Last October, Velazquez left behind a career in social work to open El Gym in Mott Haven. Most recently director of the Roberto Clemente Center, a mental health clinic on the Lower East Side, he had grown frustrated with the work and with the health care bureaucracy. He says he got tired of watching the revolving door return the same clients with the same problems. So he embarked on a business that he hopes will help his customers change their lifestyles for better long-term mental and physical health.

A native of Puerto Rico, Velazquez chose Mott Haven for its large Hispanic population–and for the area’s extensive environmental and health problems. About 14 percent of South Bronx residents have diabetes and 27 percent are obese (compared to 18 percent citywide), according to a recent study by the Department of Health and Mental Hygiene, which ranked the Bronx as the most overweight borough in the city.

Now, El Gym is one of a handful of exercise facilities in the South Bronx. While he has drawn in only 400 members so far, Velazquez is doing what he can to appeal to local tastes. He doesn’t have a swimming pool or Pilates classes, he says, adjusting his gold-rimmed glasses, “but I do have salsa aerobics. We’ll teach you mambo steps. You’re going to hear the most wicked Puerto Rican and Dominican music and Mexican rock ‘n’ roll.”

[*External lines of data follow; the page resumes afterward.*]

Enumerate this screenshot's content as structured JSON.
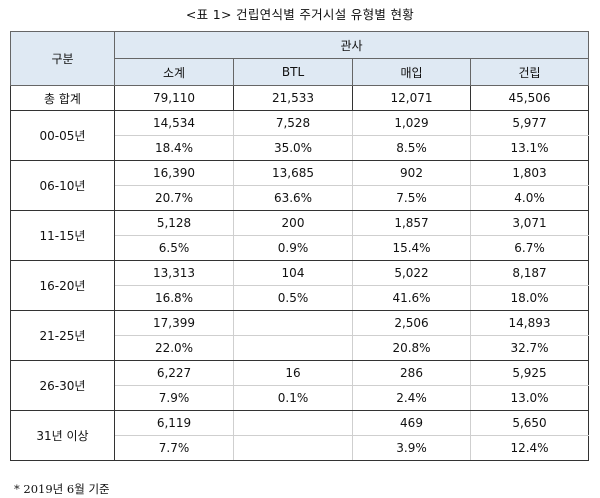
{
  "title": "<표 1> 건립연식별 주거시설 유형별 현황",
  "header": {
    "category": "구분",
    "group": "관사",
    "columns": [
      "소계",
      "BTL",
      "매입",
      "건립"
    ]
  },
  "total": {
    "label": "총 합계",
    "values": [
      "79,110",
      "21,533",
      "12,071",
      "45,506"
    ]
  },
  "rows": [
    {
      "label": "00-05년",
      "counts": [
        "14,534",
        "7,528",
        "1,029",
        "5,977"
      ],
      "pcts": [
        "18.4%",
        "35.0%",
        "8.5%",
        "13.1%"
      ]
    },
    {
      "label": "06-10년",
      "counts": [
        "16,390",
        "13,685",
        "902",
        "1,803"
      ],
      "pcts": [
        "20.7%",
        "63.6%",
        "7.5%",
        "4.0%"
      ]
    },
    {
      "label": "11-15년",
      "counts": [
        "5,128",
        "200",
        "1,857",
        "3,071"
      ],
      "pcts": [
        "6.5%",
        "0.9%",
        "15.4%",
        "6.7%"
      ]
    },
    {
      "label": "16-20년",
      "counts": [
        "13,313",
        "104",
        "5,022",
        "8,187"
      ],
      "pcts": [
        "16.8%",
        "0.5%",
        "41.6%",
        "18.0%"
      ]
    },
    {
      "label": "21-25년",
      "counts": [
        "17,399",
        "",
        "2,506",
        "14,893"
      ],
      "pcts": [
        "22.0%",
        "",
        "20.8%",
        "32.7%"
      ]
    },
    {
      "label": "26-30년",
      "counts": [
        "6,227",
        "16",
        "286",
        "5,925"
      ],
      "pcts": [
        "7.9%",
        "0.1%",
        "2.4%",
        "13.0%"
      ]
    },
    {
      "label": "31년 이상",
      "counts": [
        "6,119",
        "",
        "469",
        "5,650"
      ],
      "pcts": [
        "7.7%",
        "",
        "3.9%",
        "12.4%"
      ]
    }
  ],
  "note": "* 2019년 6월 기준"
}
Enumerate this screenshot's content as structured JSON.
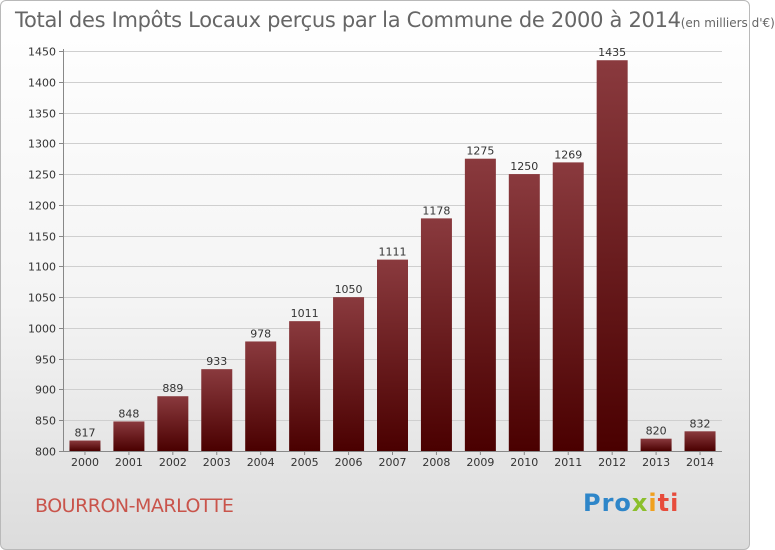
{
  "title": "Total des Impôts Locaux perçus par la Commune de 2000 à 2014",
  "subtitle": "(en milliers d'€)",
  "commune": "BOURRON-MARLOTTE",
  "logo": {
    "p1": "Pro",
    "p2": "x",
    "p3": "i",
    "p4": "ti"
  },
  "colors": {
    "bar_top": "#8a3a3e",
    "bar_bottom": "#4a0000",
    "title": "#666666",
    "commune": "#c9544b"
  },
  "chart_data": {
    "type": "bar",
    "title": "Total des Impôts Locaux perçus par la Commune de 2000 à 2014 (en milliers d'€)",
    "xlabel": "",
    "ylabel": "",
    "categories": [
      "2000",
      "2001",
      "2002",
      "2003",
      "2004",
      "2005",
      "2006",
      "2007",
      "2008",
      "2009",
      "2010",
      "2011",
      "2012",
      "2013",
      "2014"
    ],
    "values": [
      817,
      848,
      889,
      933,
      978,
      1011,
      1050,
      1111,
      1178,
      1275,
      1250,
      1269,
      1435,
      820,
      832
    ],
    "ylim": [
      800,
      1450
    ],
    "yticks": [
      800,
      850,
      900,
      950,
      1000,
      1050,
      1100,
      1150,
      1200,
      1250,
      1300,
      1350,
      1400,
      1450
    ],
    "grid": true,
    "legend": "none"
  }
}
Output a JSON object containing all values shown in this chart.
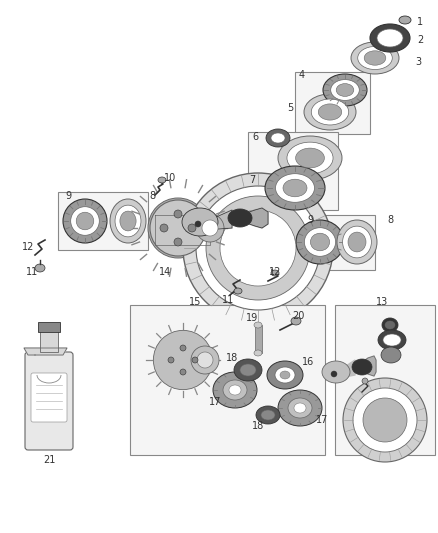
{
  "background_color": "#ffffff",
  "figsize": [
    4.38,
    5.33
  ],
  "dpi": 100,
  "font_size": 7,
  "text_color": "#333333",
  "box_color": "#f5f5f5",
  "box_edge": "#888888",
  "part_gray": "#aaaaaa",
  "part_dark": "#666666",
  "part_light": "#cccccc",
  "part_black": "#333333",
  "white": "#ffffff"
}
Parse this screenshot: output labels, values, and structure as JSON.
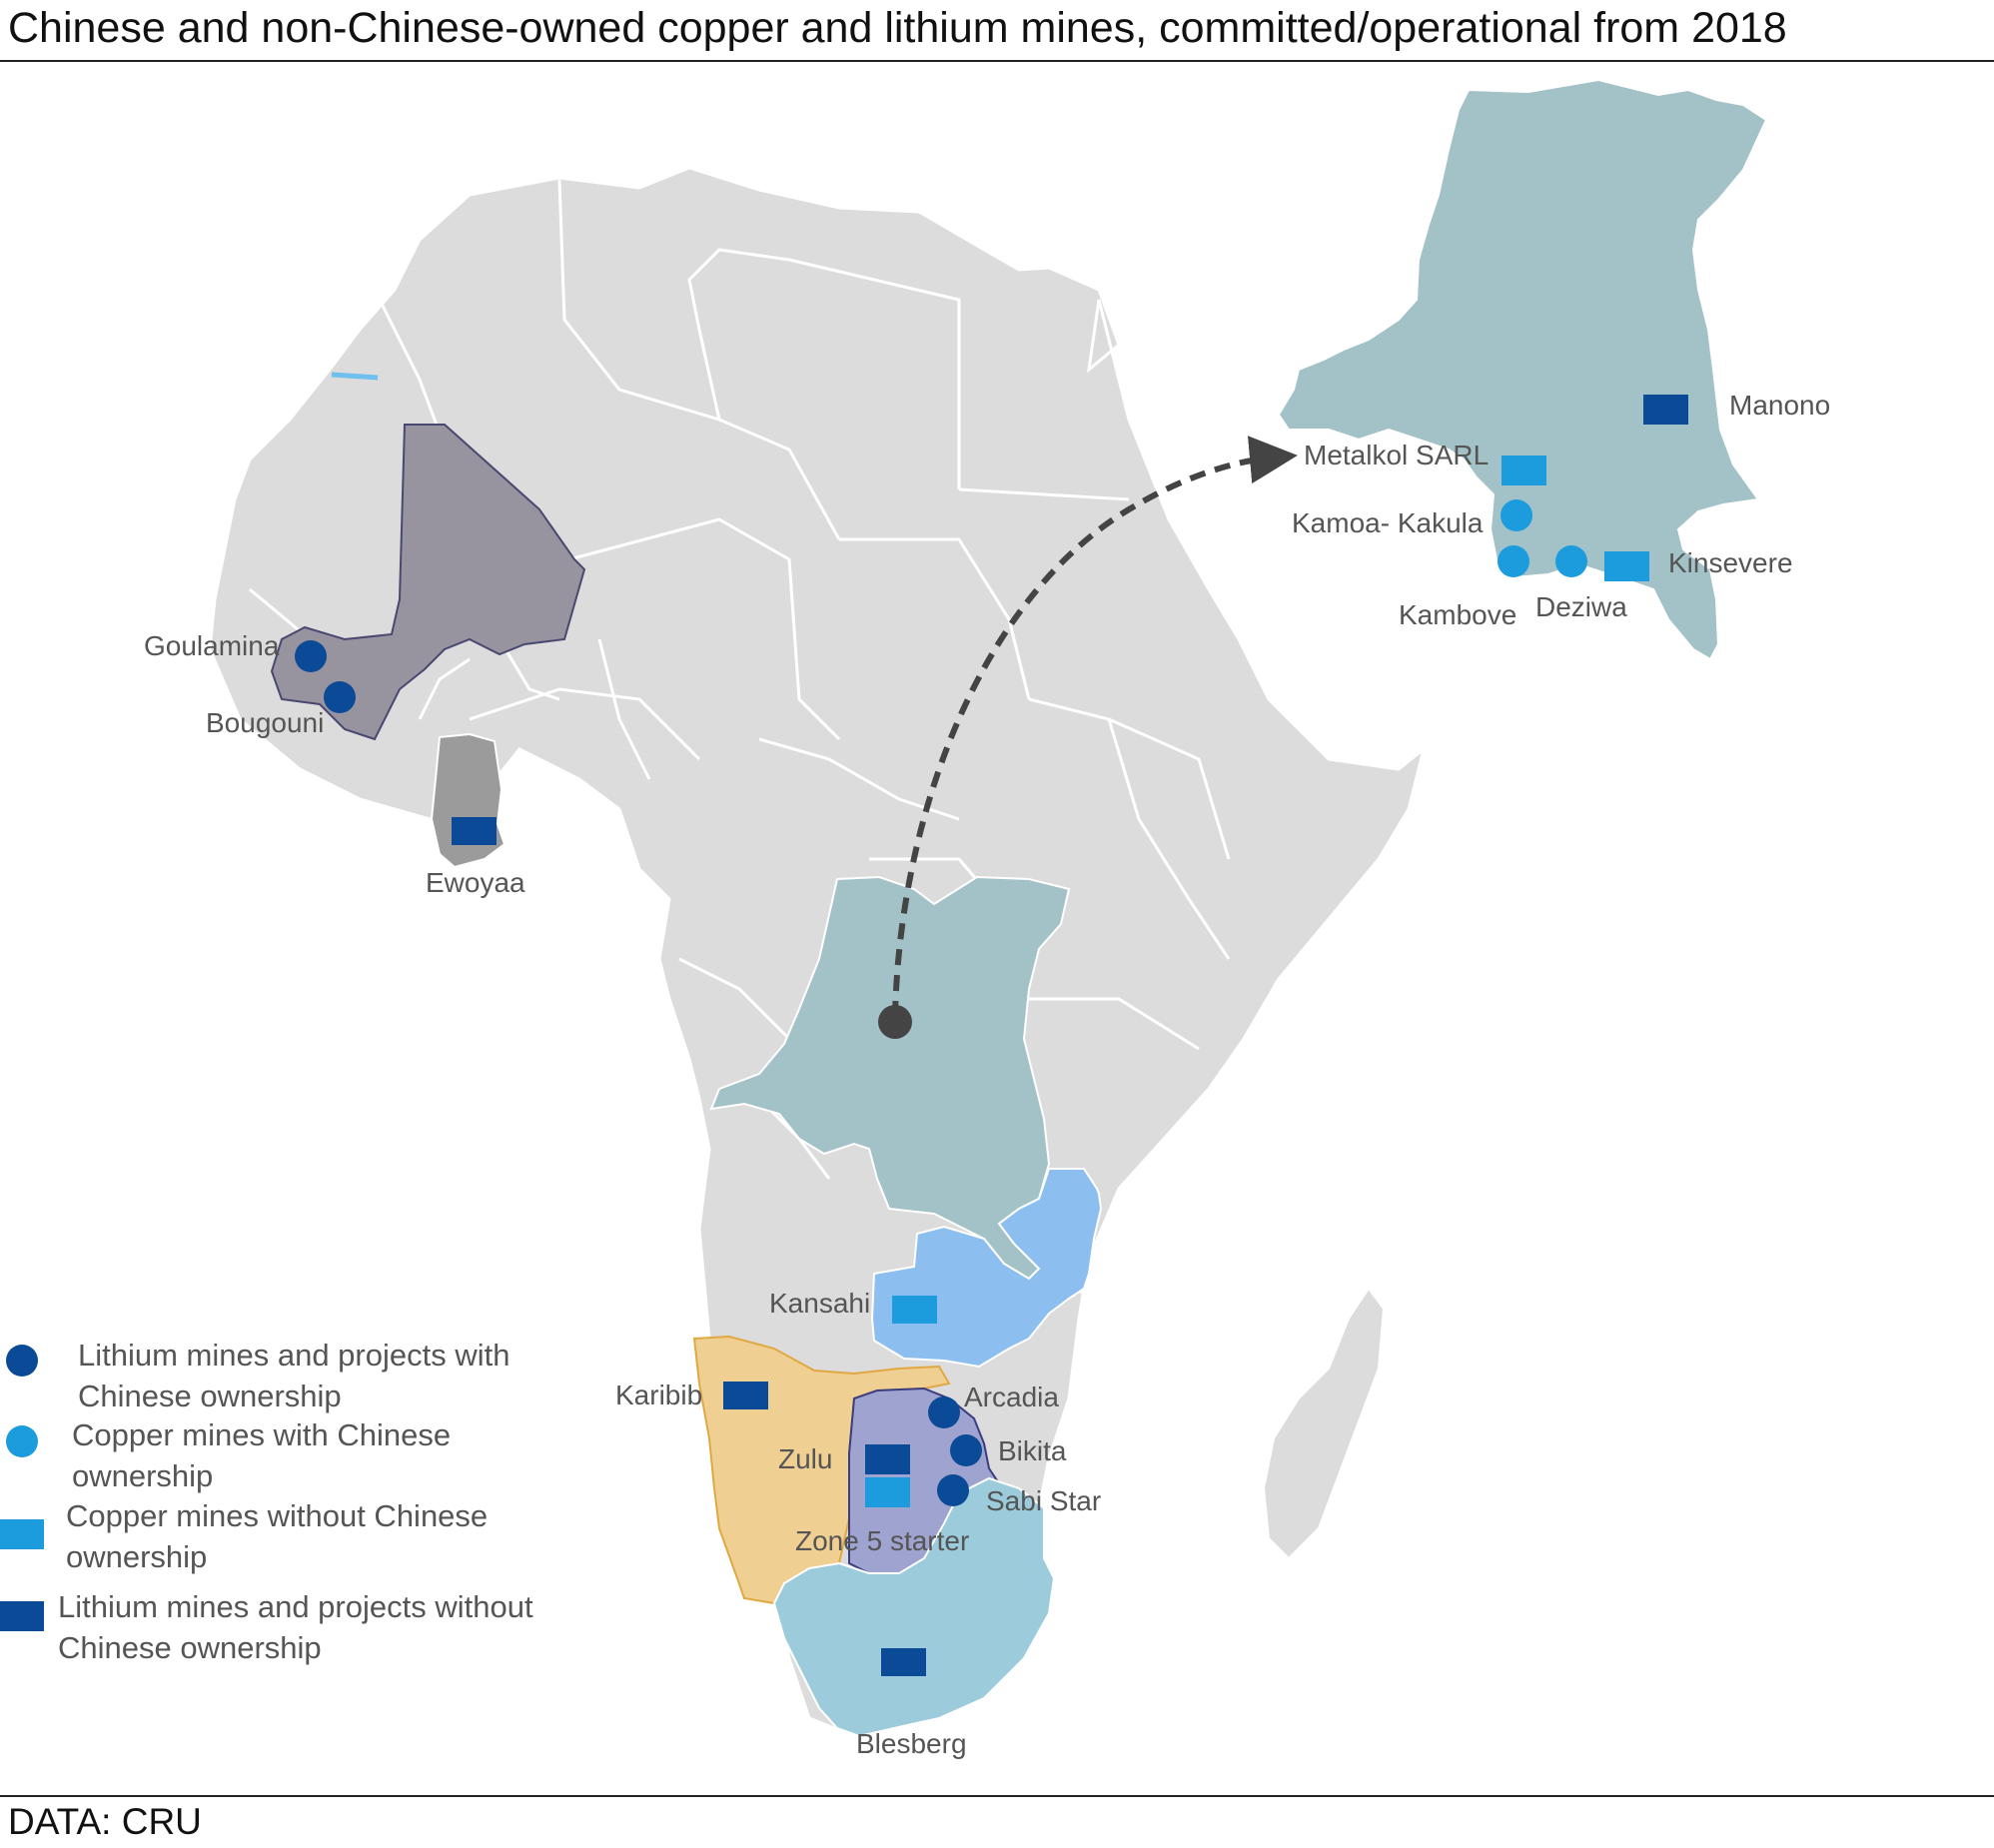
{
  "title": "Chinese and non-Chinese-owned copper and lithium mines, committed/operational from 2018",
  "source": "DATA: CRU",
  "colors": {
    "land": "#dcdcdc",
    "border": "#ffffff",
    "drc": "#a3c2c8",
    "zambia": "#8cbff0",
    "namibia": "#f0cf92",
    "zimbabwe": "#9ea3cf",
    "south_africa": "#9ccbdb",
    "mali": "#98949f",
    "ghana": "#9b9b9b",
    "lithium_chinese": "#0b4a96",
    "copper_chinese": "#1c9bdd",
    "copper_non_chinese": "#1c9bdd",
    "lithium_non_chinese": "#0b4a96",
    "arrow": "#444444"
  },
  "legend": [
    {
      "marker": "circle",
      "color": "#0b4a96",
      "line1": "Lithium mines and projects with",
      "line2": "Chinese ownership"
    },
    {
      "marker": "circle",
      "color": "#1c9bdd",
      "line1": "Copper mines with Chinese",
      "line2": "ownership"
    },
    {
      "marker": "rect",
      "color": "#1c9bdd",
      "line1": "Copper mines without  Chinese",
      "line2": "ownership"
    },
    {
      "marker": "rect",
      "color": "#0b4a96",
      "line1": "Lithium mines and projects without",
      "line2": "Chinese ownership"
    }
  ],
  "mines": [
    {
      "name": "Goulamina",
      "type": "lithium_chinese"
    },
    {
      "name": "Bougouni",
      "type": "lithium_chinese"
    },
    {
      "name": "Ewoyaa",
      "type": "lithium_non_chinese"
    },
    {
      "name": "Kansahi",
      "type": "copper_non_chinese"
    },
    {
      "name": "Karibib",
      "type": "lithium_non_chinese"
    },
    {
      "name": "Zulu",
      "type": "lithium_non_chinese"
    },
    {
      "name": "Zone 5 starter",
      "type": "copper_non_chinese"
    },
    {
      "name": "Arcadia",
      "type": "lithium_chinese"
    },
    {
      "name": "Bikita",
      "type": "lithium_chinese"
    },
    {
      "name": "Sabi Star",
      "type": "lithium_chinese"
    },
    {
      "name": "Blesberg",
      "type": "lithium_non_chinese"
    }
  ],
  "inset_mines": [
    {
      "name": "Manono",
      "type": "lithium_non_chinese"
    },
    {
      "name": "Metalkol  SARL",
      "type": "copper_non_chinese"
    },
    {
      "name": "Kamoa- Kakula",
      "type": "copper_chinese"
    },
    {
      "name": "Kambove",
      "type": "copper_chinese"
    },
    {
      "name": "Deziwa",
      "type": "copper_chinese"
    },
    {
      "name": "Kinsevere",
      "type": "copper_non_chinese"
    }
  ]
}
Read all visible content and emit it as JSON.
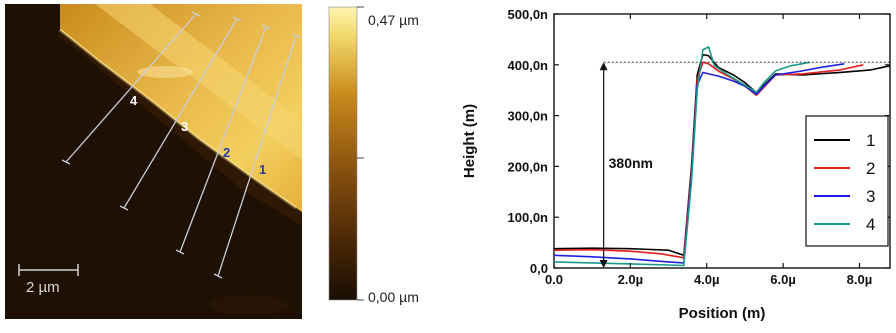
{
  "afm": {
    "scalebar_label": "2 µm",
    "line_labels": [
      "1",
      "2",
      "3",
      "4"
    ],
    "line_label_colors": [
      "#2b3da8",
      "#2b3da8",
      "#ffffff",
      "#ffffff"
    ]
  },
  "colorbar": {
    "max_label": "0,47 µm",
    "min_label": "0,00 µm",
    "colors": [
      "#1a0d03",
      "#4a2806",
      "#8a5210",
      "#c98a1c",
      "#f2d76a",
      "#fff6b0"
    ]
  },
  "chart_data": {
    "type": "line",
    "title": "",
    "xlabel": "Position (m)",
    "ylabel": "Height (m)",
    "xlim": [
      0,
      8.8
    ],
    "ylim": [
      0,
      500
    ],
    "x_unit": "µm",
    "y_unit": "nm",
    "xticks": [
      0,
      2,
      4,
      6,
      8
    ],
    "xtick_labels": [
      "0.0",
      "2.0µ",
      "4.0µ",
      "6.0µ",
      "8.0µ"
    ],
    "yticks": [
      0,
      100,
      200,
      300,
      400,
      500
    ],
    "ytick_labels": [
      "0,0",
      "100,0n",
      "200,0n",
      "300,0n",
      "400,0n",
      "500,0n"
    ],
    "grid": false,
    "legend_position": "right",
    "series": [
      {
        "name": "1",
        "color": "#000000",
        "x": [
          0,
          1.0,
          2.0,
          3.0,
          3.4,
          3.6,
          3.75,
          3.9,
          4.05,
          4.3,
          4.7,
          5.0,
          5.3,
          5.5,
          5.8,
          6.5,
          7.5,
          8.3,
          8.8
        ],
        "y": [
          38,
          39,
          38,
          35,
          25,
          200,
          380,
          420,
          418,
          395,
          380,
          365,
          345,
          360,
          382,
          380,
          385,
          390,
          398
        ]
      },
      {
        "name": "2",
        "color": "#e81c1c",
        "x": [
          0,
          1.0,
          2.0,
          2.8,
          3.4,
          3.6,
          3.75,
          3.9,
          4.05,
          4.3,
          4.7,
          5.0,
          5.3,
          5.5,
          5.8,
          6.5,
          7.5,
          8.1
        ],
        "y": [
          35,
          36,
          33,
          28,
          20,
          190,
          370,
          405,
          402,
          388,
          372,
          358,
          340,
          356,
          380,
          382,
          390,
          400
        ]
      },
      {
        "name": "3",
        "color": "#2020e0",
        "x": [
          0,
          1.0,
          2.0,
          3.0,
          3.4,
          3.6,
          3.75,
          3.9,
          4.05,
          4.3,
          4.7,
          5.0,
          5.3,
          5.5,
          5.8,
          6.5,
          7.0,
          7.6
        ],
        "y": [
          25,
          22,
          18,
          12,
          10,
          180,
          360,
          385,
          382,
          378,
          368,
          358,
          342,
          358,
          380,
          388,
          395,
          402
        ]
      },
      {
        "name": "4",
        "color": "#1a9a8a",
        "x": [
          0,
          1.0,
          2.0,
          3.0,
          3.4,
          3.6,
          3.75,
          3.9,
          4.05,
          4.2,
          4.6,
          5.0,
          5.3,
          5.5,
          5.8,
          6.2,
          6.7
        ],
        "y": [
          12,
          10,
          8,
          6,
          5,
          170,
          350,
          430,
          435,
          398,
          378,
          360,
          346,
          365,
          388,
          398,
          405
        ]
      }
    ],
    "annotation": {
      "text": "380nm",
      "x": 1.3,
      "y_from": 0,
      "y_to": 405
    }
  }
}
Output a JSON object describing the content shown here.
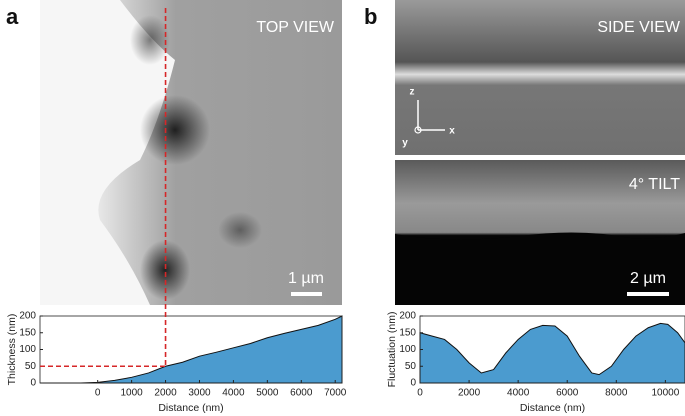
{
  "panels": [
    {
      "label": "a",
      "image_labels": [
        "TOP VIEW",
        "1 µm"
      ]
    },
    {
      "label": "b",
      "image_labels": [
        "SIDE VIEW",
        "4° TILT",
        "2 µm"
      ],
      "axes_glyph": [
        "z",
        "x",
        "y"
      ]
    }
  ],
  "chart_data": [
    {
      "type": "area",
      "xlabel": "Distance (nm)",
      "ylabel": "Thickness (nm)",
      "color": "#4b9bcf",
      "x": [
        -1700,
        -500,
        0,
        500,
        1000,
        1500,
        2000,
        2500,
        3000,
        3500,
        4000,
        4500,
        5000,
        5500,
        6000,
        6500,
        7000,
        7200
      ],
      "values": [
        0,
        0,
        2,
        8,
        17,
        30,
        50,
        62,
        80,
        92,
        105,
        118,
        135,
        148,
        160,
        172,
        190,
        200
      ],
      "xlim": [
        -1700,
        7200
      ],
      "xticks": [
        0,
        1000,
        2000,
        3000,
        4000,
        5000,
        6000,
        7000
      ],
      "ylim": [
        0,
        200
      ],
      "yticks": [
        0,
        50,
        100,
        150,
        200
      ],
      "marker": {
        "x": 2000,
        "y": 50,
        "color": "#d62728"
      }
    },
    {
      "type": "area",
      "xlabel": "Distance (nm)",
      "ylabel": "Fluctuation (nm)",
      "color": "#4b9bcf",
      "x": [
        0,
        500,
        1000,
        1500,
        2000,
        2500,
        3000,
        3500,
        4000,
        4500,
        5000,
        5500,
        6000,
        6500,
        7000,
        7300,
        7800,
        8300,
        8800,
        9300,
        9800,
        10100,
        10500,
        10800
      ],
      "values": [
        150,
        140,
        130,
        100,
        60,
        30,
        40,
        90,
        130,
        160,
        172,
        170,
        140,
        80,
        30,
        25,
        50,
        100,
        140,
        165,
        178,
        175,
        150,
        120
      ],
      "xlim": [
        0,
        10800
      ],
      "xticks": [
        0,
        2000,
        4000,
        6000,
        8000,
        10000
      ],
      "ylim": [
        0,
        200
      ],
      "yticks": [
        0,
        50,
        100,
        150,
        200
      ]
    }
  ]
}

He’s also keeping the price down, charging $150 a year, substantially less than some of the Manhattan chains, which charge up to $100 a month.

Still he admits he has his work cut out for him. Physical exercise is not a regular part of many people’s routines in this community, where park space is limited and sports programs sparse. “Most parents are not active, and in the Hispanic culture, a chubby kid is a healthy kid,” says Pamela Darby, director of nutritional services at the Children’s Health Fund, which runs programs at the South Bronx Health Center. She also blames the high obesity rate on typically unaffordable gym fees and the lack of fresh produce at local bodegas.

Velazquez is determined to make his business different from his experience in social work. At his old job, “you got the sense that it’s a revolving door,” he says. “The only thing that changes is their name. This is an act of love, a commitment to a lifestyle.”